There is no acknowledgement of magic or religion. Eustace’s conception of art is also at odds with the Narnia children’s - they like a picture of a ship because it looks like a real ship on real sea, and he says it is a rotten picture for the same reason. He has clearly been got at by a progressive art teacher of the 1950s.

Experiment House is not a Neillian free-school but merely the beginning of modern education in general, with public-school bullying bolted on. Lewis, from his safe haven at Magdalen, was remembering the latter and deploring the former.

The nastiness of school is still fresh in his heart, but at the same time the evolving late 20th-century curriculum is everything that he deplores.

Later on, Mark Studdock in That Hideous Strength is described as one whose education had been “neither classical nor scientific, but merely ‘modern’”, with the result that his head held “not one rag of noble thought, Christian or pagan”.

Lewis saw that the educational world had discarded the things he cherished - devoutness, chivalry and medievalist wonder. Yet it had not even properly embraced the rigours of the new scientific world (which he also deplored, in his sci-fi novels, regarding space travel as a way to spread original sin across a pristine universe).

It is a strange, skewed, almost endearing viewpoint. You could argue with it all night, and grow unspeakably pompous on the subject. But note his last word from Experiment House, whose problems stem from a bad head.
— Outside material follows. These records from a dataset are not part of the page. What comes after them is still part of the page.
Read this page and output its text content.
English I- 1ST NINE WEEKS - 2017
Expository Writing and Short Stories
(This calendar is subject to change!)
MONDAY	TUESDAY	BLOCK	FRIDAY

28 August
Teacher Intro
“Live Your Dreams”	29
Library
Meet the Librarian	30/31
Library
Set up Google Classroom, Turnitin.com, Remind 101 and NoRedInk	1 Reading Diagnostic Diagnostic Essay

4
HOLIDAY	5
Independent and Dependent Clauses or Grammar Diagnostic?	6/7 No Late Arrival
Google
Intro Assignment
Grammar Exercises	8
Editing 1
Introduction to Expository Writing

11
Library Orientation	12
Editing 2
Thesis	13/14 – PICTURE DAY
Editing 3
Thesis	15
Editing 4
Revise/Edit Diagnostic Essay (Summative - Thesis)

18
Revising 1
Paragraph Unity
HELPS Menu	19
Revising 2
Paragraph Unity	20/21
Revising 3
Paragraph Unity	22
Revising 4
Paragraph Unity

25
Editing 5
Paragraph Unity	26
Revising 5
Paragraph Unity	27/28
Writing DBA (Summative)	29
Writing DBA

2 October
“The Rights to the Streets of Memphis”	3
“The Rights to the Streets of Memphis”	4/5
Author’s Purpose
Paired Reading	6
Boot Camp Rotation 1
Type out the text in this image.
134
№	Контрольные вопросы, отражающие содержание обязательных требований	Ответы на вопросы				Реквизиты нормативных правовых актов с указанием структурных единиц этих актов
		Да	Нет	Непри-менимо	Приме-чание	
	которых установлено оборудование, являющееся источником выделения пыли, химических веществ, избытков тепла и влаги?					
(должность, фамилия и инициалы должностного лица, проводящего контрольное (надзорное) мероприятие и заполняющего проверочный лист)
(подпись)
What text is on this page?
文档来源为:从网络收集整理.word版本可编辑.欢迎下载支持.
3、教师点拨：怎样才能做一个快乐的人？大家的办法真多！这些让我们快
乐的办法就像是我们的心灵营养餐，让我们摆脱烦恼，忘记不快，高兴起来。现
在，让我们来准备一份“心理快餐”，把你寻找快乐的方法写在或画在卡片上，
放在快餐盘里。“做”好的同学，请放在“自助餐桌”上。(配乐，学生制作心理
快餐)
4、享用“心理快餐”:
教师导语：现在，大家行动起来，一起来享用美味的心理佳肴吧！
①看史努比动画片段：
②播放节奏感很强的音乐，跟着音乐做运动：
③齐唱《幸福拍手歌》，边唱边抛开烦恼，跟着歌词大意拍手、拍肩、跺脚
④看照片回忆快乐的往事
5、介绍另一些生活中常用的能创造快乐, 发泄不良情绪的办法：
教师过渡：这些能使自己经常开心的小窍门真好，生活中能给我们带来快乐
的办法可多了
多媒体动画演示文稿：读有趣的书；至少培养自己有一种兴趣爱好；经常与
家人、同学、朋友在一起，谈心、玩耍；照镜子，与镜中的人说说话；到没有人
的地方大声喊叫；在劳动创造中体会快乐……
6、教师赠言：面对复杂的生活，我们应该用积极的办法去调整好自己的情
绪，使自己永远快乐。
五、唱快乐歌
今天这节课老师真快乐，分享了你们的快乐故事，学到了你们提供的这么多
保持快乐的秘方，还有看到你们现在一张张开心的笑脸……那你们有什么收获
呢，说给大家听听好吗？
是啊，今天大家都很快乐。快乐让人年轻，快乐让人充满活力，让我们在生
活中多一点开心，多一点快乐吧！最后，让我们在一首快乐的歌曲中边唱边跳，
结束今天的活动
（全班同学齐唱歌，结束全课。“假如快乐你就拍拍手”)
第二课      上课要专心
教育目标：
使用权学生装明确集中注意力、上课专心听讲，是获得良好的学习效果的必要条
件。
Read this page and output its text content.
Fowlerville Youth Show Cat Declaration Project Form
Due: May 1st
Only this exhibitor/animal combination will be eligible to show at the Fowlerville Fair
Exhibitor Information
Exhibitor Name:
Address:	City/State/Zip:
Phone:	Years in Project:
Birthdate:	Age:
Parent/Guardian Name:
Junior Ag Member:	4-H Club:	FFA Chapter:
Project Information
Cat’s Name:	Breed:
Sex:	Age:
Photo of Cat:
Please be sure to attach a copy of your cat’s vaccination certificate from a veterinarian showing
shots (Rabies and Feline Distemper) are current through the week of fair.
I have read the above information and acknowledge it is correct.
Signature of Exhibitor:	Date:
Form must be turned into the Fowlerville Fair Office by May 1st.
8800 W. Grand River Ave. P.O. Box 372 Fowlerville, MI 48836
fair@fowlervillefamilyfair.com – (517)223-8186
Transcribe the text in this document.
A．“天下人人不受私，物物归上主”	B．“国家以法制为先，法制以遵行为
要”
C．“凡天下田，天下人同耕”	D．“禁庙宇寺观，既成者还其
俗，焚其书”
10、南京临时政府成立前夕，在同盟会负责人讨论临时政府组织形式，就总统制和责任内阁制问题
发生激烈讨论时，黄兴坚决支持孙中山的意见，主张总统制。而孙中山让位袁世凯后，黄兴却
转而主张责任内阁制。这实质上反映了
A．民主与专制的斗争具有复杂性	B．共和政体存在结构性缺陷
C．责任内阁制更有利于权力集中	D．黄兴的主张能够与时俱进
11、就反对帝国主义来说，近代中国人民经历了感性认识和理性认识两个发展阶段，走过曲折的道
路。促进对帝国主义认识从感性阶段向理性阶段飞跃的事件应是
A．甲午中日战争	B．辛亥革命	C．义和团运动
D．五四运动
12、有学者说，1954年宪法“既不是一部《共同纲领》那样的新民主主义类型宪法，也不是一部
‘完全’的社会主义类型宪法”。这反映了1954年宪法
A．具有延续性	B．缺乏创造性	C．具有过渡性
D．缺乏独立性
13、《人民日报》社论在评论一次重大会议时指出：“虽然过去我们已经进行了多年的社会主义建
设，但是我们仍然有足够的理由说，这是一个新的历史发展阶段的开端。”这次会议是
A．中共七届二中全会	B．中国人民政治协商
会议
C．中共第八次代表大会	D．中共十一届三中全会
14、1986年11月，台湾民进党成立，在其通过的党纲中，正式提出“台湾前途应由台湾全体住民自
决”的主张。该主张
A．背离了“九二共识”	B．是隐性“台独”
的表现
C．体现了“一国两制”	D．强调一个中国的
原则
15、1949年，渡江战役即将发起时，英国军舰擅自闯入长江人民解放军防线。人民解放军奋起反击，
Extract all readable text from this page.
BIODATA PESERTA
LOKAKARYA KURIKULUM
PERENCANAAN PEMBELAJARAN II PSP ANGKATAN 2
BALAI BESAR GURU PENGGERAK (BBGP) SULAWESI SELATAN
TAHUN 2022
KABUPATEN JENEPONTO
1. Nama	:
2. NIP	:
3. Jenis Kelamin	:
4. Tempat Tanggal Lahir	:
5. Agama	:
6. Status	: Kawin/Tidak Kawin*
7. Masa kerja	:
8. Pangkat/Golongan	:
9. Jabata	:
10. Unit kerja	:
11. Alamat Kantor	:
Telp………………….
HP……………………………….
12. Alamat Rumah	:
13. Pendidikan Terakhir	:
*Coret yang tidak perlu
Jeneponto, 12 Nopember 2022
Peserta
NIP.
“When they saw she was no use as a head,” he says, “they made her a schools inspector to interfere with other heads.” But she was no good at that either, so she went into Parliament and lived happily ever after.

So there is the Lewis manifesto: better libraries, more figurative art, less bullying, a bit of Plato and a bracing contempt for school inspectors and government ministers. Oh, come on, you could do worse.